Published by Christian Mohn · Read in about 2 min (261 words)

Back in February 2021, I published a post named Is Your VMware vCenter Publicly Available?.

It is February 2023, and here we are again. A new widespread ransomware attack dubbed ESXiArgs is targeting publicly available ESXi hosts, using a vulnerability that was patched two years ago (CVE-2021-21947) .

For details, see Massive ESXiArgs ransomware attack targets VMware ESXi servers worldwide.

You really don’t want to wake up some day and see that your ESXi HTML Client has been replaced by a static web page, showing you how to pay the ransom…

For now it seems to be contained to publicly available ESXi hosts, but remember, the same tecnique and vulnarability is also available on the inside of your perimiter firewall, so any internal client that can access your hosts could potentially be an attacker as well.

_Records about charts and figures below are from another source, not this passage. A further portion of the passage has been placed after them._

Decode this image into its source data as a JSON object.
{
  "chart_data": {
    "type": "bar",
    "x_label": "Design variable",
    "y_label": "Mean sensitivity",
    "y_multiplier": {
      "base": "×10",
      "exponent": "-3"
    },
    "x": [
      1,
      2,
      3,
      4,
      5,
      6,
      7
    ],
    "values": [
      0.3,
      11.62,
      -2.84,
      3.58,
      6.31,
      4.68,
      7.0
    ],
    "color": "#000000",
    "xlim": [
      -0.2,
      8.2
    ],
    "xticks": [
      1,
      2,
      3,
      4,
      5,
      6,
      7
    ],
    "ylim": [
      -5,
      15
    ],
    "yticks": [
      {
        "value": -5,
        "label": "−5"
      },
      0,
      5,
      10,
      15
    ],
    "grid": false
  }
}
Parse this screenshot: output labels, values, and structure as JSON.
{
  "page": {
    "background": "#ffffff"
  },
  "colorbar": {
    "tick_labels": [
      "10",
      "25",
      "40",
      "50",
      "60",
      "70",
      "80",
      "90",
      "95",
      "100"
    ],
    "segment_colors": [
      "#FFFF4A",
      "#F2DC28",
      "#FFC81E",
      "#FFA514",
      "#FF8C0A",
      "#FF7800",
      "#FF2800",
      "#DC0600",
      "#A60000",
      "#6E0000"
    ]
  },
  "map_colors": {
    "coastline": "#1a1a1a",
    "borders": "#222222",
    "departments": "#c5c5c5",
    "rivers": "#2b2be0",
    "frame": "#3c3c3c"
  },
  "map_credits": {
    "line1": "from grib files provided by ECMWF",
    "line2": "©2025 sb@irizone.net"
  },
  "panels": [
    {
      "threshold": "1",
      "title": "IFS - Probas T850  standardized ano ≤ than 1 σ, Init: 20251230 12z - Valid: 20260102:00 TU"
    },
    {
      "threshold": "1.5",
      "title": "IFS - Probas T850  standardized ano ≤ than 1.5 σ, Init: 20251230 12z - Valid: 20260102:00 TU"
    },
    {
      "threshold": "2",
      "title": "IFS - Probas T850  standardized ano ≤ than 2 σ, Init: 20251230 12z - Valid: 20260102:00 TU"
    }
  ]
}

Lessons to be learned here? #

  1. Don’t expose vCenter or ESXi hosts to the internet. No exceptions (except Honeypots of course)
  2. Ensure admin access (vCenter, ESXi and other management interfaces/APIs) is limited to clients that need it and is properly secured (think Zero Trust, MultiFactor Authentication etc.)
  3. Patch your stuff.

To quote myself from two years ago:

To be blunt; there is simply no valid reason why your VMware vCenter, or ESXi hosts, should be available over the internet, none what so ever. In fact, it shouldn’t even be available from non-admin clients in your local network, let alone via the internet. If that is the case in your environment, odds are that there are probably other big issues present in your infrastructure as well.